Edward Mundy et Elsa Hannar soulignent par ailleurs que "les attentes ont baissé" depuis la publication des résultats annuels du groupe. De fait, alors que le consensus anticipait une croissance organique de l'Ebit (bénéfice avant intérêts et impôts) de 12,7% avant cette publication pour l'ensemble de l'exercice à venir, ce chiffre a ensuite été ramené à 1,9%. Jefferies est "encore plus prudent sur les marges étant donné la croissance inférieur à la moyenne cette année et une certaine inflation des coûts" et table sur une croissance nulle de l'Ebit de Pernod Ricard en 2020-2021, mais estime que le titre "est proche de la fin du cycle de déclassement" même s'il existe "encore des risques d'une légère dérive des revenus".

Net rebond attendu au deuxième semestre

Les analystes estiment en outre qu'il faut s'attendre à "une année à deux semestres" très distincts car "bien que le premier trimestre sera probablement meilleur que le 4e (de l'exercice précédent, NDLR), les taux de contamination au Covid-19 sont en hausse sur certains marchés", ce qui engendre un "risque de nouveau durcissement des restrictions". Le broker s'attend ainsi à ce que la croissance des ventes et de l'Ebit de Pernod Ricard atteignent respectivement -9% et -16,6% au premier semestre, compte tenu de : la faiblesse du commerce de détail sur les voyages internationaux (5% des ventes actuellement), une situation en demi-teinte en Inde (10% des ventes), une reprise très progressive du commerce de détail (25% des ventes) ou encore des conséquences potentielles d'une macroéconomie plus lente qu'anticipé.

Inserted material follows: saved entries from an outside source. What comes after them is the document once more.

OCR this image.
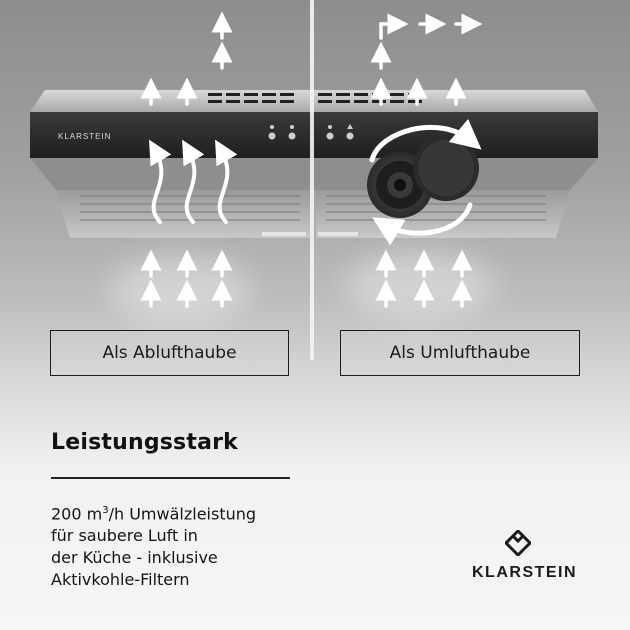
KLARSTEIN
Als Ablufthaube	Als Umlufthaube
Leistungsstark
200 $m^3/h$ Umwälzleistung
für saubere Luft in
der Küche - inklusive
Aktivkohle-Filtern	KLARSTEIN
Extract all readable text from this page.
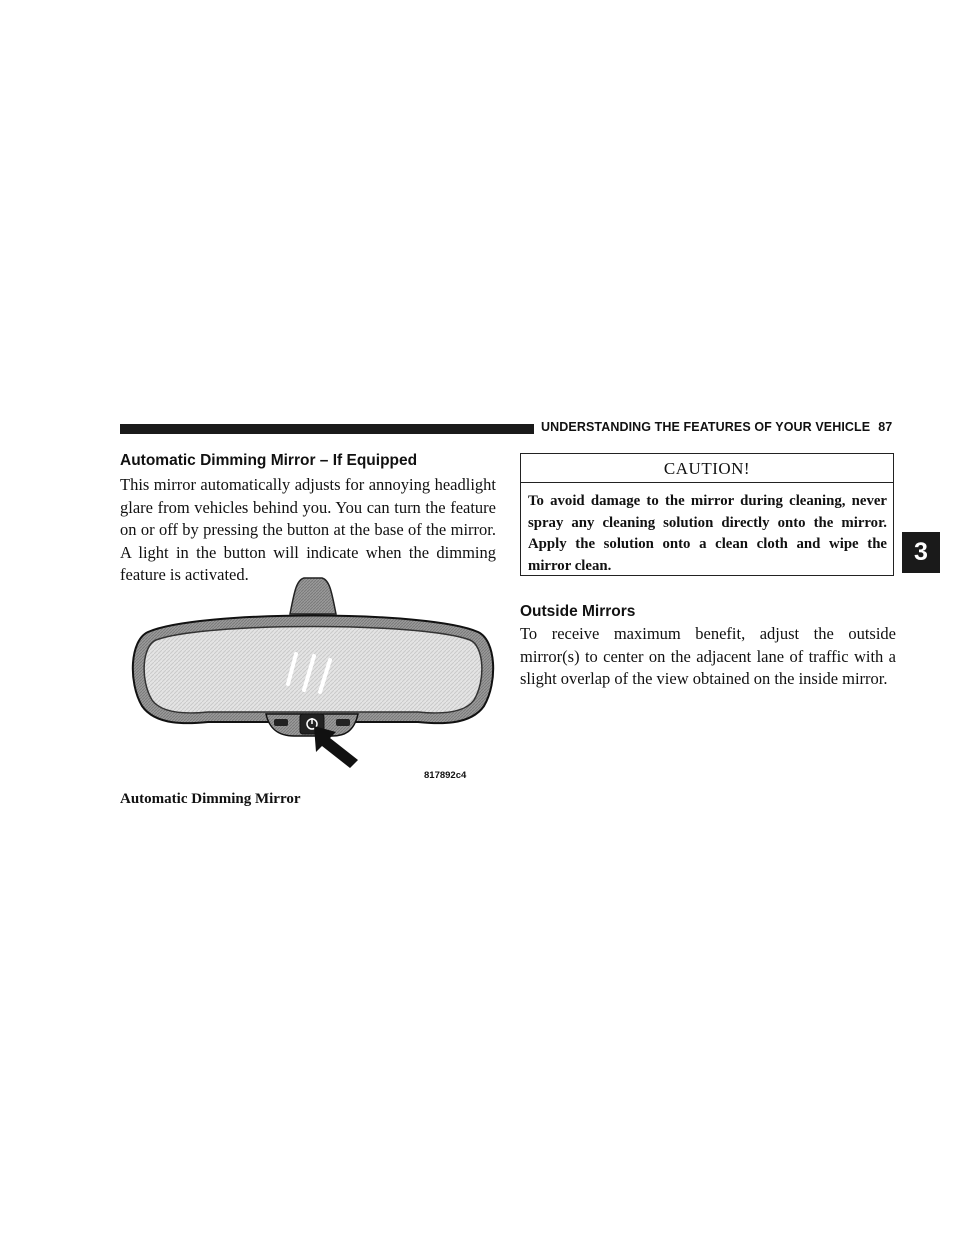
UNDERSTANDING THE FEATURES OF YOUR VEHICLE 87
3
Automatic Dimming Mirror – If Equipped

This mirror automatically adjusts for annoying headlight glare from vehicles behind you. You can turn the feature on or off by pressing the button at the base of the mirror. A light in the button will indicate when the dimming feature is activated.

817892c4
Automatic Dimming Mirror
CAUTION!
To avoid damage to the mirror during cleaning, never spray any cleaning solution directly onto the mirror. Apply the solution onto a clean cloth and wipe the mirror clean.
Outside Mirrors

To receive maximum benefit, adjust the outside mirror(s) to center on the adjacent lane of traffic with a slight overlap of the view obtained on the inside mirror.
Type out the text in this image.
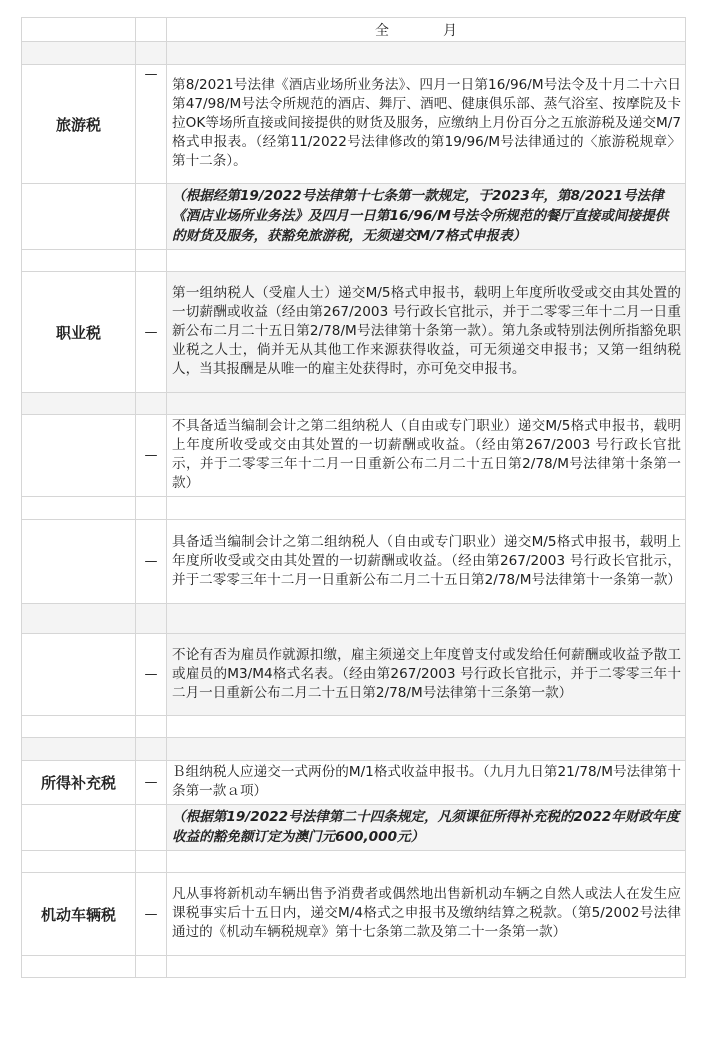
		全　月

旅游税	—	第8/2021号法律《酒店业场所业务法》、四月一日第16/96/M号法令及十月二十六日第47/98/M号法令所规范的酒店、舞厅、酒吧、健康俱乐部、蒸气浴室、按摩院及卡拉OK等场所直接或间接提供的财货及服务，应缴纳上月份百分之五旅游税及递交M/7格式申报表。（经第11/2022号法律修改的第19/96/M号法律通过的〈旅游税规章〉第十二条）。
		（根据经第19/2022号法律第十七条第一款规定，于2023年，第8/2021号法律《酒店业场所业务法》及四月一日第16/96/M号法令所规范的餐厅直接或间接提供的财货及服务，获豁免旅游税，无须递交M/7格式申报表）

职业税	—	第一组纳税人（受雇人士）递交M/5格式申报书，载明上年度所收受或交由其处置的一切薪酬或收益（经由第267/2003 号行政长官批示，并于二零零三年十二月一日重新公布二月二十五日第2/78/M号法律第十条第一款）。第九条或特别法例所指豁免职业税之人士，倘并无从其他工作来源获得收益，可无须递交申报书；又第一组纳税人，当其报酬是从唯一的雇主处获得时，亦可免交申报书。

	—	不具备适当编制会计之第二组纳税人（自由或专门职业）递交M/5格式申报书，载明上年度所收受或交由其处置的一切薪酬或收益。（经由第267/2003 号行政长官批示，并于二零零三年十二月一日重新公布二月二十五日第2/78/M号法律第十条第一款）

	—	具备适当编制会计之第二组纳税人（自由或专门职业）递交M/5格式申报书，载明上年度所收受或交由其处置的一切薪酬或收益。（经由第267/2003 号行政长官批示，并于二零零三年十二月一日重新公布二月二十五日第2/78/M号法律第十一条第一款）

	—	不论有否为雇员作就源扣缴，雇主须递交上年度曾支付或发给任何薪酬或收益予散工或雇员的M3/M4格式名表。（经由第267/2003 号行政长官批示，并于二零零三年十二月一日重新公布二月二十五日第2/78/M号法律第十三条第一款）

所得补充税	—	Ｂ组纳税人应递交一式两份的M/1格式收益申报书。（九月九日第21/78/M号法律第十条第一款ａ项）
		（根据第19/2022号法律第二十四条规定，凡须课征所得补充税的2022年财政年度收益的豁免额订定为澳门元600,000元）

机动车辆税	—	凡从事将新机动车辆出售予消费者或偶然地出售新机动车辆之自然人或法人在发生应课税事实后十五日内，递交M/4格式之申报书及缴纳结算之税款。（第5/2002号法律通过的《机动车辆税规章》第十七条第二款及第二十一条第一款）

Si le premier semestre du groupe devrait donc encore être contrarié, Edward Mundy et Elsa Hannar voient en revanche une bonne reprise sur les six mois suivants, avec des ventes en croissance de 23% et un Ebit en progression de 63%, un chiffre légèrement moins optimiste que le consensus qui table sur un Ebit de 798 millions d'euros au deuxième semestre (contre 743 millions d'euros pour Jefferies).

Jefferies met enfin en avant les "perspectives attrayantes à long terme" de Pernod Ricard. Les "moteurs à long terme de la croissance du secteur des spiritueux restent attractifs" au delà de la crise sanitaire, avec des "share of throat gains" (littéralement "gains de part de gorge", concept anglo-saxon désignant les parts de marché -soit d'une boisson alcoolisée par rapport à d'autres, soit d'un groupe sur un segment particulier de spiritueux vis-à-vis de ses concurrents, NDLR) sur le marché domestique, des possibilités de pénétration sur des marchés émergents et la tendance actuelle à la "premiumisation". "Pernod est bien diversifié dans toutes ses catégories ainsi que sur le plan géographique" et les analystes jugent que "la position de leader du groupe sur les marchés chinois et indien le distingue des autres sur le secteur des biens de consommation courante".